Let $p\in (0,1)$ and define a kernel on $(0,1]$ as $$p(x,\cdot) =p \lambda(\cdot) + (1-p) \frac{\lambda(\cdot \cap [0,x])}{x} $$ where $\lambda$ is lebesgue measure on $[0,1]$. What is the invariant measure?
I tried to solve $\mu = \mu p$: For all measurable $B$,
$\mu(B) = \int \mu(dx)p(x,B) = \int \mu(dx)(p \lambda(B) + (1-p) \frac{\lambda(B\cap [0,x])}{x} )$
but I have difficulty with $\int \frac{\lambda(B\cap [0,x])}{x}\mu(dx)$.
Another idea is to find the limit $\lim_n p^n(x,\cdot)$ for an initial state $x$, but again I am struggling with $\int \frac{\lambda(B\cap [0,x])}{x}\lambda(dx)$.
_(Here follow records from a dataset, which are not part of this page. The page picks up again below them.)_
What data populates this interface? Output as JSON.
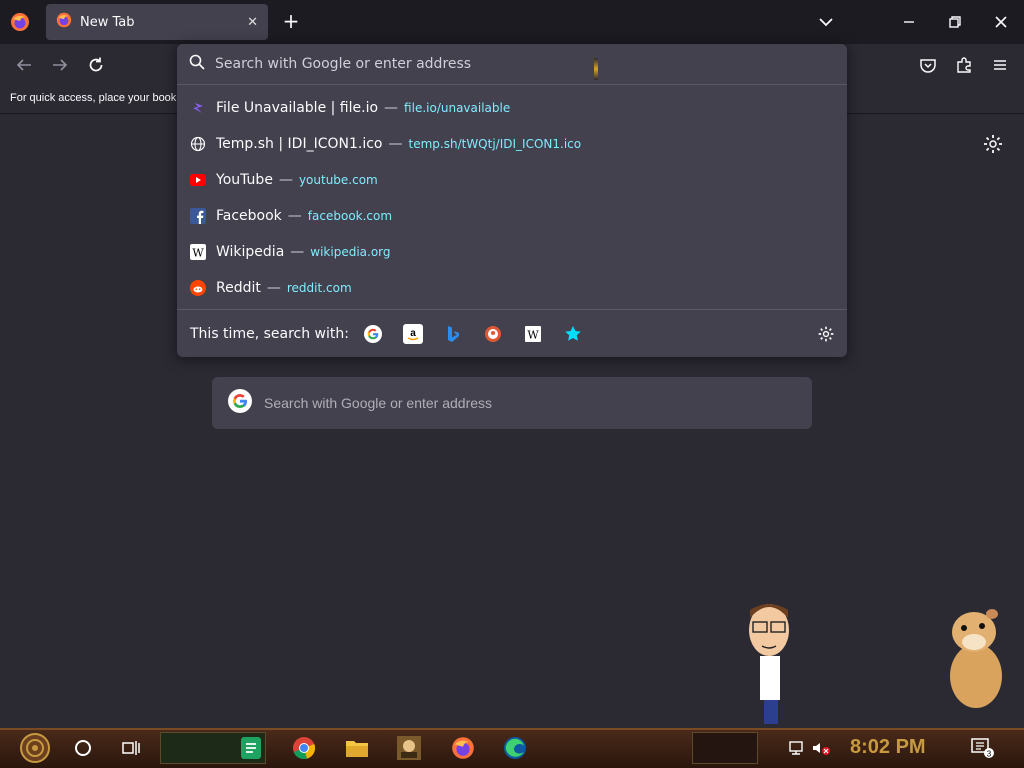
{
  "browser": {
    "tab_title": "New Tab",
    "new_tab_symbol": "+",
    "bookmarks_hint": "For quick access, place your bookmarks here on the bookmarks toolbar."
  },
  "urlbar": {
    "placeholder": "Search with Google or enter address"
  },
  "suggestions": [
    {
      "title": "File Unavailable | file.io",
      "sep": "—",
      "url": "file.io/unavailable",
      "icon": "fileio-icon"
    },
    {
      "title": "Temp.sh | IDI_ICON1.ico",
      "sep": "—",
      "url": "temp.sh/tWQtj/IDI_ICON1.ico",
      "icon": "globe-icon"
    },
    {
      "title": "YouTube",
      "sep": "—",
      "url": "youtube.com",
      "icon": "youtube-icon"
    },
    {
      "title": "Facebook",
      "sep": "—",
      "url": "facebook.com",
      "icon": "facebook-icon"
    },
    {
      "title": "Wikipedia",
      "sep": "—",
      "url": "wikipedia.org",
      "icon": "wikipedia-icon"
    },
    {
      "title": "Reddit",
      "sep": "—",
      "url": "reddit.com",
      "icon": "reddit-icon"
    }
  ],
  "oneoff": {
    "label": "This time, search with:",
    "engines": [
      "google-icon",
      "amazon-icon",
      "bing-icon",
      "duckduckgo-icon",
      "wikipedia-icon",
      "bookmarks-star-icon"
    ]
  },
  "newtab": {
    "search_placeholder": "Search with Google or enter address"
  },
  "taskbar": {
    "time": "8:02 PM",
    "notification_count": "3"
  },
  "colors": {
    "accent_url": "#80ebff",
    "popup_bg": "#42414d",
    "page_bg": "#2b2a33"
  }
}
To start write $\mu=\mu p$ as $$ \mu(t,1]=(1-t)p+(1-p)\int_t^1\left(\int_s^1{\mu(dx)\over x}\right) ds,\qquad 0<t\le 1. $$ This shows that $\mu$ has a density $m$ with respect to $\lambda$ satisfying $$ m(t) = p+(1-p)\int_t^1{m(x)\over x} dx,\qquad 0<t\le 1. $$ This in turn implies that $m$ is $C^1$ on $(0,1]$ and satisfies the ODE $$ m'(t) = -(1-p){m(t)\over t},\qquad 0<t\le 1. $$ Solving this and normalizing to be a probability density you get $$ m(t) =pt^{-(1-p)},\qquad 0<t\le 1. $$